Acordam, em Conferência, na Secção Social, do Supremo Tribunal de Justiça

I. Relatório

O recorrente AA veio reclamar para a Conferência do despacho do Juiz Relator, de 01/04/2022, que não admitiu, nos termos do disposto no art. 671.º n.º 3, do C.P.C., a revista que havia interposto do acórdão do Tribunal da Relação de Évora, apresentando as seguintes Conclusões, que passamos a transcrever:

A) No douto despacho reclamado, todas as questões levantadas pelo Recorrente foram reconduzidas, de uma maneira ou de outra, à existência da dupla conforme. O ora reclamante não se pode conformar com este entendimento.

B) Como resulta em concreto das conclusões E, F, M a P, T, W, X, Z, AA a MM e OO (e alegações e conclusões conexas), a revista interposta prende-se em exclusivo com a análise da forma como a Relação exerceu os poderes que a lei lhe confere em sede de reapreciação da matéria de facto e como aplicou as regras sobre a repartição do ónus da prova.

Questões que, em nossa opinião, em nada contendem com a figura da dupla conforme e que estão para além desta.

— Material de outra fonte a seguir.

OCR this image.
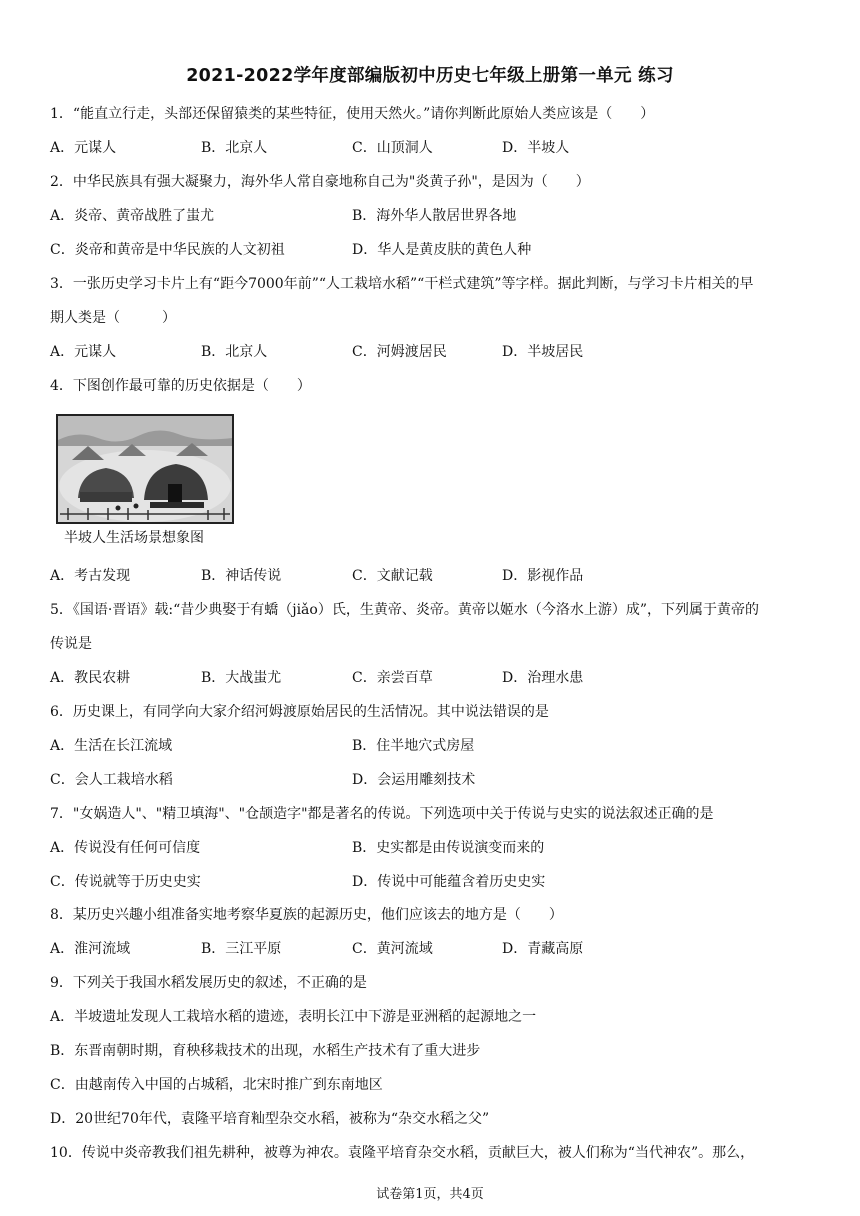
2021-2022学年度部编版初中历史七年级上册第一单元 练习
1．“能直立行走，头部还保留猿类的某些特征，使用天然火。”请你判断此原始人类应该是（　　）
A．元谋人	B．北京人	C．山顶洞人	D．半坡人
2．中华民族具有强大凝聚力，海外华人常自豪地称自己为"炎黄子孙"，是因为（　　）
A．炎帝、黄帝战胜了蚩尤	B．海外华人散居世界各地
C．炎帝和黄帝是中华民族的人文初祖	D．华人是黄皮肤的黄色人种
3．一张历史学习卡片上有“距今7000年前”“人工栽培水稻”“干栏式建筑”等字样。据此判断，与学习卡片相关的早
期人类是（　　　）
A．元谋人	B．北京人	C．河姆渡居民	D．半坡居民
4．下图创作最可靠的历史依据是（　　）
半坡人生活场景想象图
A．考古发现	B．神话传说	C．文献记载	D．影视作品
5．《国语·晋语》载:“昔少典娶于有蟜（jiǎo）氏，生黄帝、炎帝。黄帝以姬水（今洛水上游）成”，下列属于黄帝的
传说是
A．教民农耕	B．大战蚩尤	C．亲尝百草	D．治理水患
6．历史课上，有同学向大家介绍河姆渡原始居民的生活情况。其中说法错误的是
A．生活在长江流域	B．住半地穴式房屋
C．会人工栽培水稻	D．会运用雕刻技术
7．"女娲造人"、"精卫填海"、"仓颉造字"都是著名的传说。下列选项中关于传说与史实的说法叙述正确的是
A．传说没有任何可信度	B．史实都是由传说演变而来的
C．传说就等于历史史实	D．传说中可能蕴含着历史史实
8．某历史兴趣小组准备实地考察华夏族的起源历史，他们应该去的地方是（　　）
A．淮河流域	B．三江平原	C．黄河流域	D．青藏高原
9．下列关于我国水稻发展历史的叙述，不正确的是
A．半坡遗址发现人工栽培水稻的遗迹，表明长江中下游是亚洲稻的起源地之一
B．东晋南朝时期，育秧移栽技术的出现，水稻生产技术有了重大进步
C．由越南传入中国的占城稻，北宋时推广到东南地区
D．20世纪70年代，袁隆平培育籼型杂交水稻，被称为“杂交水稻之父”
10．传说中炎帝教我们祖先耕种，被尊为神农。袁隆平培育杂交水稻，贡献巨大，被人们称为“当代神农”。那么，
试卷第1页，共4页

C) Por outro lado ainda, o facto de o Recorrente ter obtido vencimento parcial em certas questões apenas em sede de apelação não o poderá impedir de prosseguir o vencimento total, se a isso tiver direito e alçada para tal.

D) O douto despacho recorrido viola o art.º 674.º n.º 1 al. b) do C.P.C. por referência à violação das normas dos art.ºs 640.º e 662.º nº 1 do C.P.C.

Nestes termos e nos demais de direito doutamente supríveis, deverá ser dado provimento à presente reclamação e em consequência deverá ser revogado o despacho inicial e recebida a Revista interposta a fim de ser julgada.

Submetidos os autos à Conferência, importa, agora, decidir.

II. Fundamentação

1. Resulta dos autos que por sentença do Juízo de Trabalho de Faro -J2, de 29/03/2021, foi julgada procedente a exceção perentória de erro na forma de processo e de caducidade e, em consequência, absolveu-se a Ré Tavisal, LDA de todo o peticionado pelo referido Autor AA.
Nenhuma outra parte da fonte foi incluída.